Man trading with multiple monitors

There is a strong optimism about the global economic outlook. The U.S economy is leading the list of indicators that global economic growth rates are set to remain on the rise at least for the next few quarters, if not years.

The bureau of economic analysis revised upwards U.S GDP growth rate for Q3 2014 from 3.5 to 3.9%, making it one of the fastest growing economies among developed countries. Analysts believe that the U.S economy could deliver a similar growth rate for the Q4 GDP, and possibly for the next few quarters, especially considering recent announcements from the Federal Reserve.

In October, the Federal Reserve announced the end of the quantitative easing program, which the department used over the last few years to revamp the U.S economy. This signaled a likely uptick in interest rates, which market players still believe could happen in the first half of 2015.

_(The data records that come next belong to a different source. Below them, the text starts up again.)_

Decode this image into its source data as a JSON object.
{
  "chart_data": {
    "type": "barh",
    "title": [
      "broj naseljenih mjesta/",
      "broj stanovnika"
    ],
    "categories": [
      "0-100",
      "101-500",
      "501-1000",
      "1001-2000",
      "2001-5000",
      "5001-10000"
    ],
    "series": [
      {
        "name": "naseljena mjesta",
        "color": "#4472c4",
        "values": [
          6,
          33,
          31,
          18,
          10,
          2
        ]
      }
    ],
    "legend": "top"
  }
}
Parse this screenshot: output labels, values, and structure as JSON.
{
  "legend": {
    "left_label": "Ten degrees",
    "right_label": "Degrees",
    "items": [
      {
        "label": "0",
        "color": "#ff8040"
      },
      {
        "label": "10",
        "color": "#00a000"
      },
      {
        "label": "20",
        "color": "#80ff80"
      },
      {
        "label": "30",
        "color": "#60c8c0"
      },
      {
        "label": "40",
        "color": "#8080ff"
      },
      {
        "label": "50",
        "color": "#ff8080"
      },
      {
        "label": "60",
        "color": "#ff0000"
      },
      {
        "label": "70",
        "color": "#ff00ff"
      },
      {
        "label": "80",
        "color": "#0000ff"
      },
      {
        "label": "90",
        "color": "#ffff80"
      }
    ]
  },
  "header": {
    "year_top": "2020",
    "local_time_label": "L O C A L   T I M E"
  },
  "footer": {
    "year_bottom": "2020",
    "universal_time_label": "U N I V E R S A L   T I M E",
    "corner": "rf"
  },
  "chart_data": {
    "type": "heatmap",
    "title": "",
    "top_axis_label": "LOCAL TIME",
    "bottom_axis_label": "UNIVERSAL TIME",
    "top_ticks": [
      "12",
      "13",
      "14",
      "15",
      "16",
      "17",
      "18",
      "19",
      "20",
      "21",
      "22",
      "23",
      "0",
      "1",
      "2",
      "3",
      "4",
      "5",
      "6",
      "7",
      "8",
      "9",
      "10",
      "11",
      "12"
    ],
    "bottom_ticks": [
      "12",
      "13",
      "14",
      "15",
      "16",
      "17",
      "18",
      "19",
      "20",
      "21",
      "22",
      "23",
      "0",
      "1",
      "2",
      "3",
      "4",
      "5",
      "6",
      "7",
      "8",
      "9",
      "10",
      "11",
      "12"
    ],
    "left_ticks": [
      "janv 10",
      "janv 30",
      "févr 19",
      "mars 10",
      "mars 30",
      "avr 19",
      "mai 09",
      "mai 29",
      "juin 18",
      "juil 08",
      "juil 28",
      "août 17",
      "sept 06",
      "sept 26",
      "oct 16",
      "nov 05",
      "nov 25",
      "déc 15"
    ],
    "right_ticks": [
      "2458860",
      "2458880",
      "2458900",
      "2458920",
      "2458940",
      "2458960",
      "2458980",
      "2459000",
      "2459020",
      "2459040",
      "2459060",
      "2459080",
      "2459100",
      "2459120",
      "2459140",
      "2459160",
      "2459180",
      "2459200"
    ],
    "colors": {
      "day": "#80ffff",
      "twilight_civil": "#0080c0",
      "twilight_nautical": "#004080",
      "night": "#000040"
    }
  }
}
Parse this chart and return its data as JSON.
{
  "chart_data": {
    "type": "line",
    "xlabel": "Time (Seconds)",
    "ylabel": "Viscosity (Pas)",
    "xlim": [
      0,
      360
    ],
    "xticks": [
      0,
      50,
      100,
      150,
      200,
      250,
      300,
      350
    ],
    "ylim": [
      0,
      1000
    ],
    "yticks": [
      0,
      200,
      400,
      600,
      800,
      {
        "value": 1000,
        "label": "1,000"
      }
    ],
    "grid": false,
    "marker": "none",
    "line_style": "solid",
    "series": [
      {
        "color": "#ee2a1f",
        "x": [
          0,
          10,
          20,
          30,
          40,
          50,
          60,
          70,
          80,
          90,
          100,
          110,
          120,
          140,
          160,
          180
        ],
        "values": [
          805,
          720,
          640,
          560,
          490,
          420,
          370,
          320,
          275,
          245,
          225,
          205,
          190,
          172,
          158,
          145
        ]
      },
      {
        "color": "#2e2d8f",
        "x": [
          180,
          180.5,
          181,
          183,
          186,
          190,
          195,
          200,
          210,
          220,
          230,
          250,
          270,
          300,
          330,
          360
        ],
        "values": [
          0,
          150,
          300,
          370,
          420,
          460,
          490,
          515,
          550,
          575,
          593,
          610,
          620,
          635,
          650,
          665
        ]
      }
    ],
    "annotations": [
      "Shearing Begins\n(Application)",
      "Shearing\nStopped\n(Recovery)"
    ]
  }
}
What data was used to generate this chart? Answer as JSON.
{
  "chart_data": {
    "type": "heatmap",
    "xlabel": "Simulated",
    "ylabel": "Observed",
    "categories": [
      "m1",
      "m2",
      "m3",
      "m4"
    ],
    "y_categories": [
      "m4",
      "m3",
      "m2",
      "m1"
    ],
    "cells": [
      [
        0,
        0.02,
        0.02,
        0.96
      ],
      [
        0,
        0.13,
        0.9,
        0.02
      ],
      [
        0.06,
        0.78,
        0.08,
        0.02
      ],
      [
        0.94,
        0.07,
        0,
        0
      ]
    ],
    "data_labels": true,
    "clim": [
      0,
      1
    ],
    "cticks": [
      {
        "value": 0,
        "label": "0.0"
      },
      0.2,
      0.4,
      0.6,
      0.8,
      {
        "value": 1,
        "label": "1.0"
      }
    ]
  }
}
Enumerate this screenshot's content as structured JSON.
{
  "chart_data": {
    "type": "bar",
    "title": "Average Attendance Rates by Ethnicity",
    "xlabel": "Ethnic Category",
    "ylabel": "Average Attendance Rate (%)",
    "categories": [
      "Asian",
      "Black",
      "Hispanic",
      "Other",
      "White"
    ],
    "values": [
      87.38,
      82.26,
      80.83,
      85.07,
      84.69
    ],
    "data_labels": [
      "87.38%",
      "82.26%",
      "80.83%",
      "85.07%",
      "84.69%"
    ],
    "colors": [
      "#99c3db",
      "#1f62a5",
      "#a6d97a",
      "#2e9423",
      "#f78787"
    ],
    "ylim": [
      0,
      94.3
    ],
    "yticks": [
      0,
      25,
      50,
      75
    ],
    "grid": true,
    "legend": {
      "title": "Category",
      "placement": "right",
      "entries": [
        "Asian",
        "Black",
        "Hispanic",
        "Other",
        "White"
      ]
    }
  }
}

Last year proved to be a good one for the equities markets as the major U.S indices and ETFs notched record highs towards the end of the year. Some remain optimistic that the trend could carry on in 2015, but a few are questioning the reliability on the current economic recovery.

The commodity prices have dropped to multi-year lows, with oil in particular a key highlight among them. Normally a smooth economic recovery draws a significant backing from decent commodity prices. In other words, with commodity prices plunging, one can only conclude that the current rally in the equities market is driven by investor optimism.

On the flipside, the commodities markets appear to be presenting the true status of the global economy, or at least a clear signal of what might be coming in the next few quarters.

The significance of low commodity prices

The forces of demand and supply are clear. When the price of a commodity falls, this indicates that there is an oversupply of a particular commodity. Well, that’s one way of looking at it at least. But it can also suggest that there is a decline in demand in the market.

In the case of gold, silver, and oil, the latter scenario has been prevalent over the last few years. For example, despite an uptick in demand for gold, especially from India, China, Russia, and Japan, the overall statistical picture suggests that there is little demand for that commodity.

Other commodities such as silver, oil, copper, and iron ore are also facing the same problem. The decline in demand from major consumers, such as China, has contributed to the fall in prices of these commodities. However, investors are optimistic of a recovery in the Chinese economy, which would then boost global demand.

Based on this overview, it’s clear that the absence of demand for commodity prices is down to unimpressive economic numbers. The world’s largest consumers are holding back on their spending, which indicates some level of caution.

This means that the decline in commodity prices could be a better representation of the current health of global economies.

Let’s not forget that economic recovery does not necessarily mean that the economy of a particular country is doing exceptionally well. For instance, the U.S economy is growing by close to 4% on a quarterly basis, but the real picture suggests the quality of life in the U.S is far from the levels reached during the pre-global financial crises of 2008/2009.

The unemployment rate is well above 5% (currently 5.8%), while consumer spending remains relatively high compared to seven years ago. Therefore, investors should keep a keen eye on commodity prices because they appear to present the true picture of what could happen in the global markets in the coming quarters.

Conclusion

The bottom line is that, if economies are not spending, the gross domestic product is likely to decline accordingly. What we are seeing now is an impressive recovery from low economic levels heading towards the mean point, so to speak.

However, what happens after reaching the mean point is what should be of real concern to investors because this will signal the real economic growth from a wider perspective.